Aos 94 anos, Kusama ainda produz com auxilio da equipe do seu estúdio que participou ativamente da concepção e aprovações do pavilhão. Mas ela foi diagnosticada, desde criança, com esquizofrenia e a doença é, muitas vezes, relacionada com sua criatividade e obsessões compulsivas – parte da ideia das instalações é, aliás, revelar essas visões que ela tinha.
“Ela vive boa parte do tempo em sua própria cabeça, não sai muito para ver o mundo real. Sua mente trabalha de uma forma especial, e provavelmente não é da mesma forma que outras mentes funcionam. Mas mesmo assim ela consegue comunicar e alcançar uma audiência massiva – isso é, certamente, impressionante”, completa Schawartzman. Ela é capaz, portanto, de atravessar a barreira entre sua própria alienação e a realidade e, por isso, é única.

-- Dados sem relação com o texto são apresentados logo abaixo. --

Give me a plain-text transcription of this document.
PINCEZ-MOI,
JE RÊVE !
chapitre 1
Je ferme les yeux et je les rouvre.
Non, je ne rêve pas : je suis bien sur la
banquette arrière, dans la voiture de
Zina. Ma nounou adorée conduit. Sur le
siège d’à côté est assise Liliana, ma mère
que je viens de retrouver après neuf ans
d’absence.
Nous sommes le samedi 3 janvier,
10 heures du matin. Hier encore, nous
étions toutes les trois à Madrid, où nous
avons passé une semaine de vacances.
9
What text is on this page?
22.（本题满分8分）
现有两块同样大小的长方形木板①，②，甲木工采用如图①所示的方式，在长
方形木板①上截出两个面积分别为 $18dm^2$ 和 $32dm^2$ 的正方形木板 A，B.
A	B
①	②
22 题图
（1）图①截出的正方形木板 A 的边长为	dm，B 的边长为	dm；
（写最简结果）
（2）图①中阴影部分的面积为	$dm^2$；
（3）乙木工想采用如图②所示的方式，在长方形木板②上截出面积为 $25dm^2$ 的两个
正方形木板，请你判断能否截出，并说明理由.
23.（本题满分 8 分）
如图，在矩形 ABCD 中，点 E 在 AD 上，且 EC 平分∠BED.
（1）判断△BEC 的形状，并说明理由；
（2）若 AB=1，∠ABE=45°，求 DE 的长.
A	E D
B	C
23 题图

É interessante notar que aprendemos a ver o mundo, nos últimos anos, sempre através de telas, mas mesmo com elas apontadas para os estímulos propostos pela artista, a natureza da “experiência” – psicologicamente, emocionalmente ou fisicamente – em seu trabalho é tão primordial que, independentemente de como você entra no trabalho de Kusama, terá uma experiência real.
ARTE, ARQUITETURA E BOTÂNICA
A união entre arte, arquitetura e botânica está cada vez mais forte no DNA do Inhotim e esta harmonia é bastante evidente no novo pavilhão. Assinada por Fernando Maculan e Maria Paz, a galeria que abriga dois trabalhos de forma permanente, Aftermath of Obliteration of Eternity e I’m Here, But Nothing, parte da ideia de uma lâmina ancorada no terreno que cria uma divisão entre a natureza intacta e o paisagismo elaborado do parque. O projeto modular que une aço corten e nióbio foi desenhado para evitar resíduos e diminuir a emissão de carbono da construção. Como existe um limite de pessoas dentro das instalações, muito provavelmente as obras irão gerar filas e, por isso, a dupla de arquitetos idealizou um espaço de espera e transição antes da galeria: o público vai sair do parque iluminado para uma área sombreada onde poderá se preparar para a experiência imersiva.
Juliano Borin, curador botânico do Inhotim, fez uma sensível pesquisa sobre a filosofia e jardins japoneses para “ocupar” esse espaço com quase 4 mil bromélias organizadas em caminhos labirínticos que, de acordo com os budistas, “afastam os espíritos maus”. Com a mesma finalidade, ele posicionou conjuntos de hematitas em locais estratégicos que irão oxidar com o tempo – assim como o aço corten da construção. Essas escolhas têm a ver com a vontade de valorizar a transformação e transitoriedade – valores comuns à cultura japonesa e a à filosofia wabi-sabi.
Além de plantas pintadas, fazendo referência às famosas bolinhas de Kusama, ele selecionou cerca de 200 espécies que florescem, na sua maioria, nas cores vermelha e laranja. A cobertura da galeria será formada por uma onda de congéias em tons rosa e lilás. A ideia é trazer desordem e organicidade ao projeto racional, além de garantir, em mais um ponto, o caráter transitório e mutante ao espaço.